Jake Retzlaff gives BYU needed breathing room in the quarterback room for 2023 and beyond

(Rick Egan | The Salt Lake Tribune) The Brigham Young Cougars take the field for football action between the Brigham Young Cougars and the Utah State Aggies, at LaVell Edwards Stadium in Provo, on Thursday, Sept. 29, 2022.

BYU dipped into the transfer portal again this cycle, and once more brought back a quarterback.

This time it was Jake Retzlaff, a junior college transfer out of Riverside City College in California. He now complements a quarterback room that feels complete with veteran Kedon Slovis, Cade Fennegan, Sol-Jay Maiava-Peters, Nick Billoups and Cole Hagen set to head into spring practice.

BYU will also add freshman Ryder Burton to the room this spring.

Retzlaff threw for 4,596 yards, 44 touchdowns and 14 interceptions in 13 games at Riverside.

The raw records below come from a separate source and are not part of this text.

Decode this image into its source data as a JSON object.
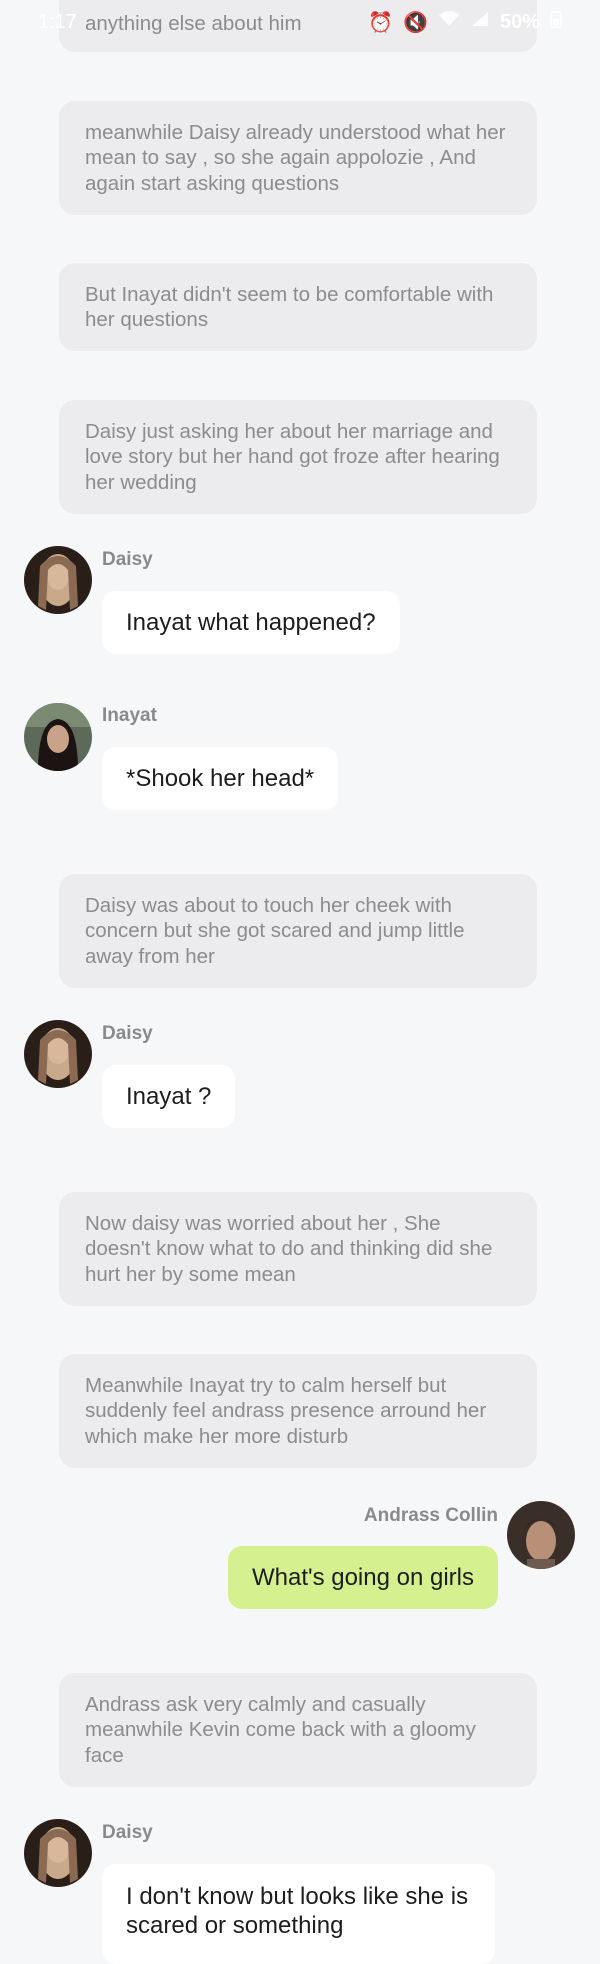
{
  "status_bar": {
    "time": "1:17",
    "battery": "50%"
  },
  "narrations": [
    "anything else about him",
    "meanwhile Daisy already understood what her mean to say , so she again appolozie , And again start asking questions",
    "But Inayat didn't seem to be comfortable with her questions",
    "Daisy just asking her about her marriage and love story but her hand got froze after hearing her wedding",
    "Daisy was about to touch her cheek with concern but she got scared and jump little away from her",
    "Now daisy was worried about her , She doesn't know what to do and thinking did she hurt her by some mean",
    "Meanwhile Inayat try to calm herself but suddenly feel andrass presence arround her which make her more disturb",
    "Andrass ask very calmly and casually meanwhile Kevin come back with a gloomy face"
  ],
  "messages": [
    {
      "sender": "Daisy",
      "text": "Inayat what happened?"
    },
    {
      "sender": "Inayat",
      "text": "*Shook her head*"
    },
    {
      "sender": "Daisy",
      "text": "Inayat ?"
    },
    {
      "sender": "Andrass Collin",
      "text": "What's going on girls"
    },
    {
      "sender": "Daisy",
      "text": "I don't know but looks like she is scared or something"
    }
  ],
  "colors": {
    "background": "#f6f7f9",
    "narration_bg": "#ececee",
    "bubble_bg": "#ffffff",
    "own_bubble_bg": "#d5f18f"
  }
}
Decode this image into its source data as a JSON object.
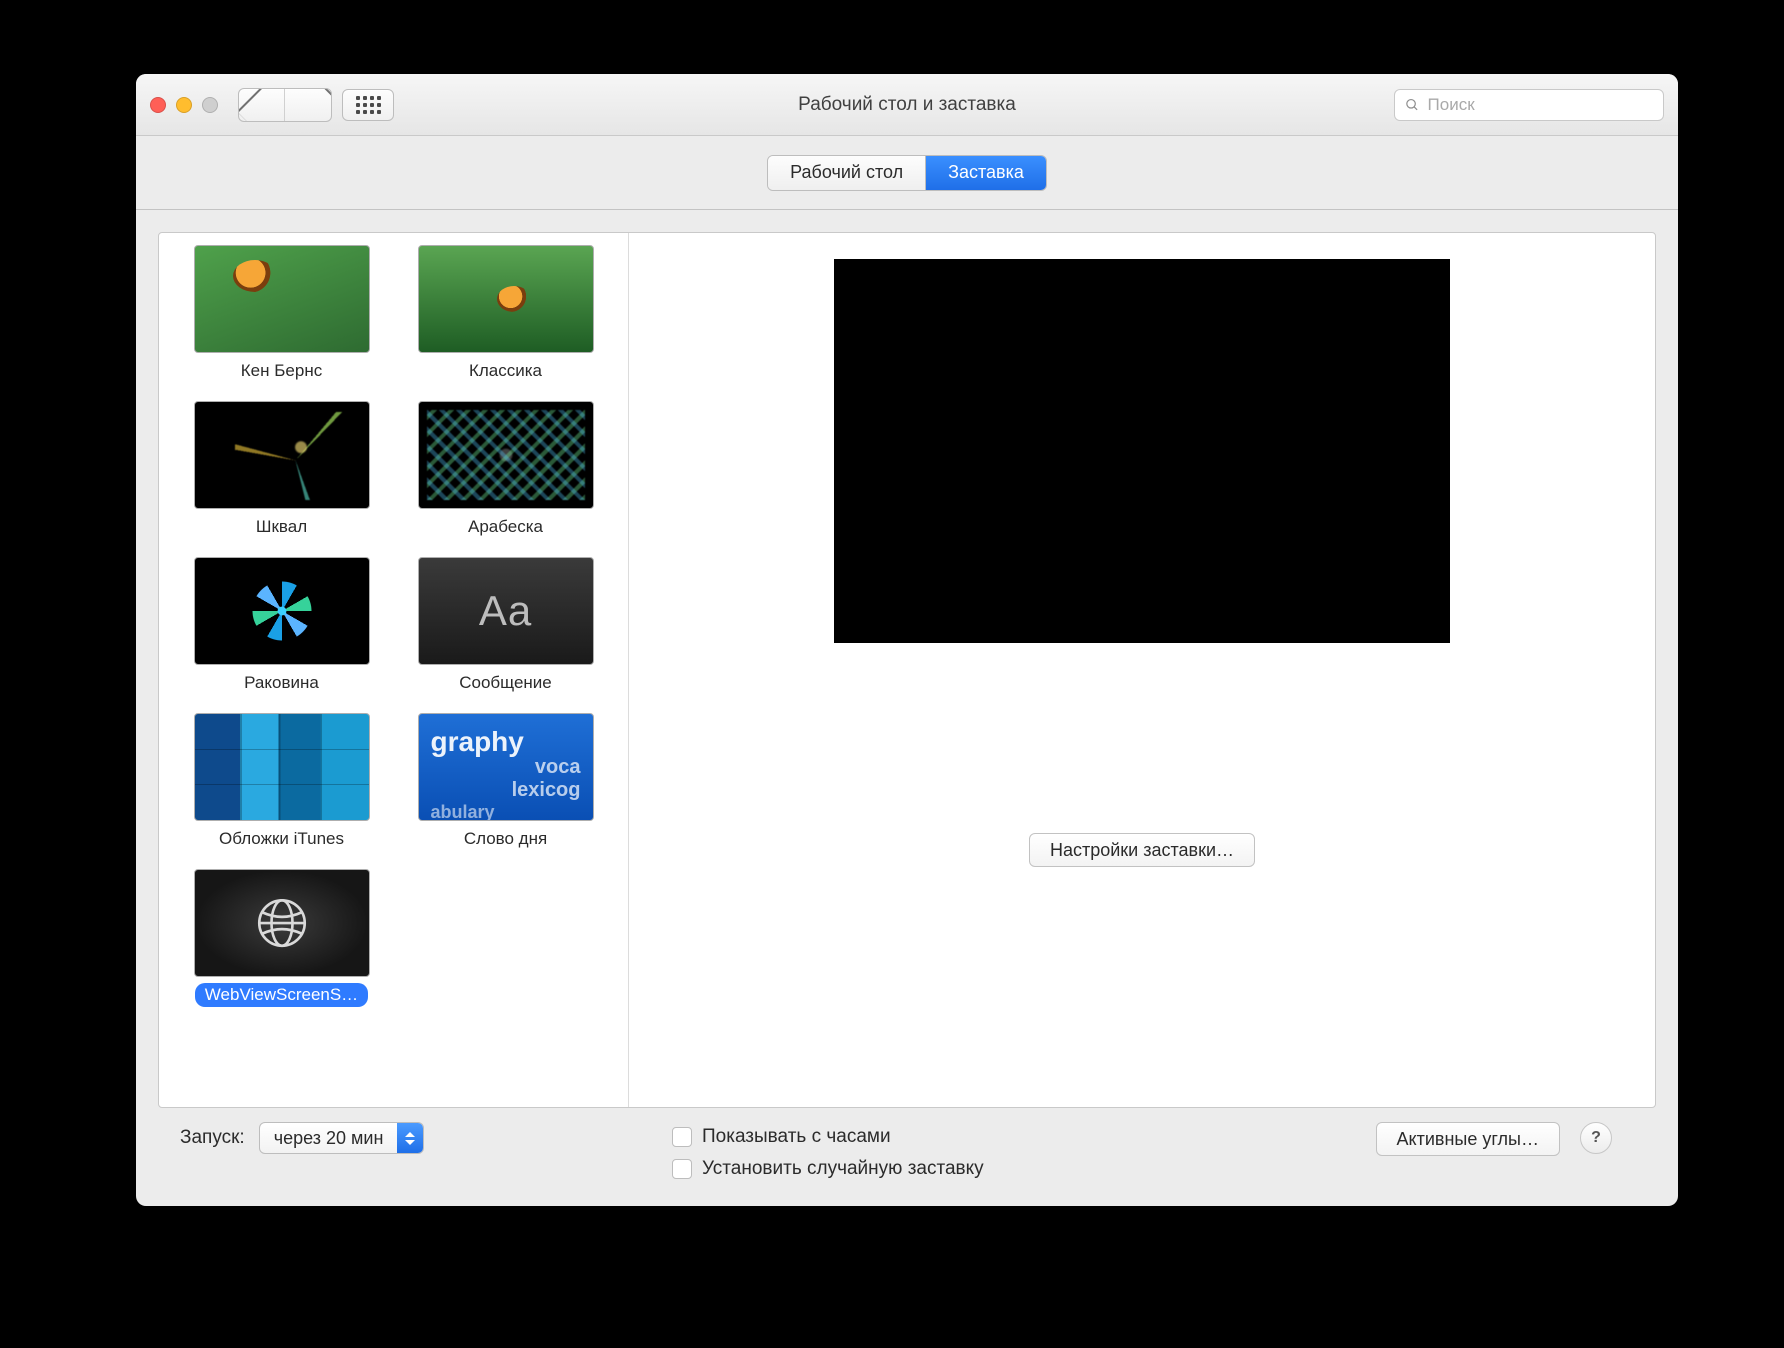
{
  "window": {
    "title": "Рабочий стол и заставка"
  },
  "search": {
    "placeholder": "Поиск",
    "value": ""
  },
  "tabs": {
    "desktop": "Рабочий стол",
    "screensaver": "Заставка",
    "active": "screensaver"
  },
  "screensavers": [
    {
      "id": "ken-burns",
      "label": "Кен Бернс",
      "selected": false
    },
    {
      "id": "classic",
      "label": "Классика",
      "selected": false
    },
    {
      "id": "flurry",
      "label": "Шквал",
      "selected": false
    },
    {
      "id": "arabesque",
      "label": "Арабеска",
      "selected": false
    },
    {
      "id": "shell",
      "label": "Раковина",
      "selected": false
    },
    {
      "id": "message",
      "label": "Сообщение",
      "glyph": "Aa",
      "selected": false
    },
    {
      "id": "itunes-artwork",
      "label": "Обложки iTunes",
      "selected": false
    },
    {
      "id": "word-of-day",
      "label": "Слово дня",
      "lines": [
        "graphy",
        "lexicog",
        "abulary",
        "voca"
      ],
      "selected": false
    },
    {
      "id": "webview",
      "label": "WebViewScreenS…",
      "selected": true
    }
  ],
  "preview": {
    "settings_button": "Настройки заставки…"
  },
  "footer": {
    "start_label": "Запуск:",
    "start_value": "через 20 мин",
    "show_with_clock": "Показывать с часами",
    "random": "Установить случайную заставку",
    "hot_corners": "Активные углы…",
    "help": "?"
  }
}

He averaged 374 yards per game, and nearly 10 yards per pass, as his team went 12-1 last season.

Retzlaff was rated the best junior college quarterback in this cycle, and 46th overall junior college prospect, according to ESPN.

After BYU brought in Slovis last month, the expectation was BYU would add another quarterback before the transfer cycle was over. Even if Slovis was the presumed starter, the quarterback room remained inexperienced outside of the former USC and Pitt transfer. The addition of Retzlaff gives BYU more breathing room heading into the Big 12 to have multiple experienced options at the most important position.

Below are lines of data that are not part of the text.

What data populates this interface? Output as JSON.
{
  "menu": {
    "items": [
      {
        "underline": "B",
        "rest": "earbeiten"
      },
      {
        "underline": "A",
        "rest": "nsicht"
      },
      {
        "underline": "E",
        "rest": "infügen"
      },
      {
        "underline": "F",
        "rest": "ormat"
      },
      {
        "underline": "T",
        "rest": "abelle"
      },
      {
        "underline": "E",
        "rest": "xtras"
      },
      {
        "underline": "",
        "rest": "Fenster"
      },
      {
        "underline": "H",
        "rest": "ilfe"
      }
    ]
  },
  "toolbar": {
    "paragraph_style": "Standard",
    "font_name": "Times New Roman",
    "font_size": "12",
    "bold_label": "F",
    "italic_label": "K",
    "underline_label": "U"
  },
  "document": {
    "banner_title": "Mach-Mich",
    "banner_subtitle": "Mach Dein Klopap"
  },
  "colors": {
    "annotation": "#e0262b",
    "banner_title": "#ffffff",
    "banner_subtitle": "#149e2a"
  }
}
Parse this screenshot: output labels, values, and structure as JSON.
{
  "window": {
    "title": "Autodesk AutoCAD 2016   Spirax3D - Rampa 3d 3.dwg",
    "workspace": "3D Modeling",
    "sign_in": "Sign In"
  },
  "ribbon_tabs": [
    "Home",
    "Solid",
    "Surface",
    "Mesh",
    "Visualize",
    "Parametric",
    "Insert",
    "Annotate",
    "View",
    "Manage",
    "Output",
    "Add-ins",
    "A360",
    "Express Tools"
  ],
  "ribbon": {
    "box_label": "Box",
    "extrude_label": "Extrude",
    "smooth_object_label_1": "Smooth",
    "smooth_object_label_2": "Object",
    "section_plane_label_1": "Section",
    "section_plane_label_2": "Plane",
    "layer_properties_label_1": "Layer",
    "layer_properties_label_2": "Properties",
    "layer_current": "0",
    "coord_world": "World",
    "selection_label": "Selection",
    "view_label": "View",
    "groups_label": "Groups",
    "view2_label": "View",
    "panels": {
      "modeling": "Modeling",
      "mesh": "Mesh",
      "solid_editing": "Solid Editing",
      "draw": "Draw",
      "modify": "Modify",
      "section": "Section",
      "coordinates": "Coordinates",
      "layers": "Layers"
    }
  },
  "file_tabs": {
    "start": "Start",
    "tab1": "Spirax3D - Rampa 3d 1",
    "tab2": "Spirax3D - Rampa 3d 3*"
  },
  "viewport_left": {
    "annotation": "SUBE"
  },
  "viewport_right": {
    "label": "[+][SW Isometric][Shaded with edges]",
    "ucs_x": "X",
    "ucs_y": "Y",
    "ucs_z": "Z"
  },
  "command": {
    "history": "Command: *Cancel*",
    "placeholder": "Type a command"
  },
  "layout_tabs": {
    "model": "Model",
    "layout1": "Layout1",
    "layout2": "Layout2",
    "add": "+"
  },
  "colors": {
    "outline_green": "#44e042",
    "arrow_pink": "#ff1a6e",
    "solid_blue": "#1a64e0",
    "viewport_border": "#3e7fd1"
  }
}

In the immediate sense, Retzlaff could both push Slovis for the job and be a strong backup in the event BYU needs another quarterback to come and navigate a Big 12 game — something that was a big question before Retzlaff’s addition.

History has shown the program tends to need multiple quarterbacks each season due to injuries. Slovis has an injury history himself.

Last year alone, BYU used three quarterbacks in Hall, Jacob Conover and Maiava-Peters. However, because of how inexperienced Conover and Maiava-Peters were, there was a notable drop off in production and trust when either of those players came in. Also, Hall played through injury the entire month of October when BYU did not truly have a proven second option.

Retzlaff could alleviate some of that, theoretically, even if he doesn’t have proven experience at the Power Five level.

Retzlaff’s addition also gives BYU breathing room for the long-term outlook at the position.

He comes in with the added benefit of having multiple years of eligibility remaining and could bring some continuity to the room. Slovis is a one-year rental and after him BYU will be looking for another quarterback again.

BYU could bring Retzlaff along in-house and have some stability at that position heading into the 2024 season, if Retzlaff becomes the presumed starter. Traditionally, BYU has not opted to bring in outside candidates to start immediately (like Slovis). Retzlaff would allow BYU to get back to its typical model.

If that is the plan, the Cougars would also have more time to mold the younger players coming in like Burton. Offensive coordinator Aaron Roderick admitted that Burton is further away from truly competing for the job right now because his high school scheme was much different than what BYU runs.